Canadian author, journalist, and editor (born 1973)

Mireille Silcoff (born February 1, 1973, in Montreal) is a Canadian author, journalist, and editor. She is the author of four books, including the work of fiction Chez L'arabe (Anansi).

==Biography==
Silcoff was a longstanding columnist with the National Post and is a contributor to publications including The New York Times Magazine, The Guardian, and Ha'aretz. She is the founding editor of Guilt & Pleasure Quarterly, "a magazine of new Jewish writing and ideas" (2005-2007), and the founder of a Toronto-based discussion salon (2004-2006) that was connected to the magazine. In 2006, Silcoff stepped away from all journalism, magazine work, and public appearances after developing the rare neurological syndrome, chronic cerebrospinal fluid leaks. After years of being bedridden, she began writing again for the National Post in 2010 and for The New York Times Magazine in 2011. The partially autobiographical Chez L'arabe describes her cloistered world of severe illness.

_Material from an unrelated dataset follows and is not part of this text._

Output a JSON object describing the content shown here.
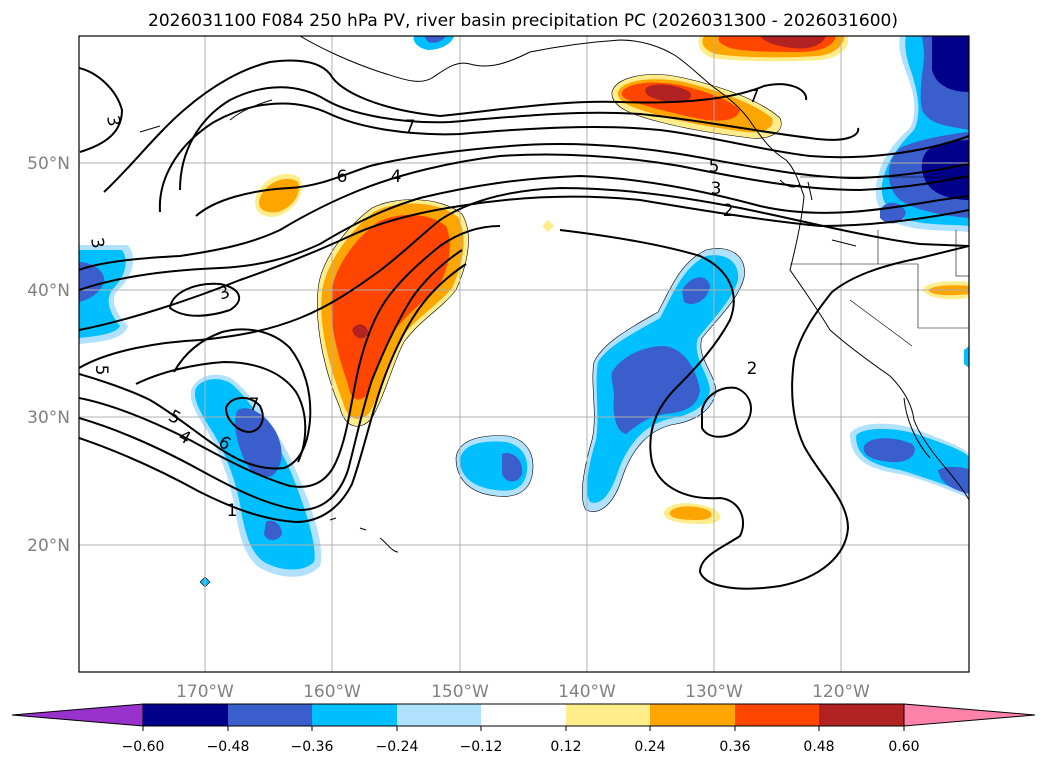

From the age of 19 to 24, Silcoff was a music journalist specializing in nightclub culture. Up until 2001, she published under the pen name Mireille Silcott, authoring two books under that name, Rave America (ECW Press, 1998) and The Book of E (Omnibus Press, 2000, co-authored with Push).

== Chez L'arabe ==
The short story collection Chez L'arabe was named one of The Globe 100: The best books of 2014 by The Globe and Mail. Reviews were unanimously strong throughout Canada and internationally. It was named one of the best books of the year by The Montreal Gazette, CBC Books, The Walrus, and others. Chez L'arabe won prizes, including the Canadian Jewish Literary Award for Short Story Collection and second prize for the Danuta Gleed Award for the Short Story; it was also long-listed for the Frank O'Connor International Prize for the Short Story. It was voted Canada's favourite short story collection of 2014 on CBC Canada Writes. The collection came out in French translation in the fall of 2016, published by Marchand de feuilles. Individual short stories from the collection were published on Electric Literature and Five Dials.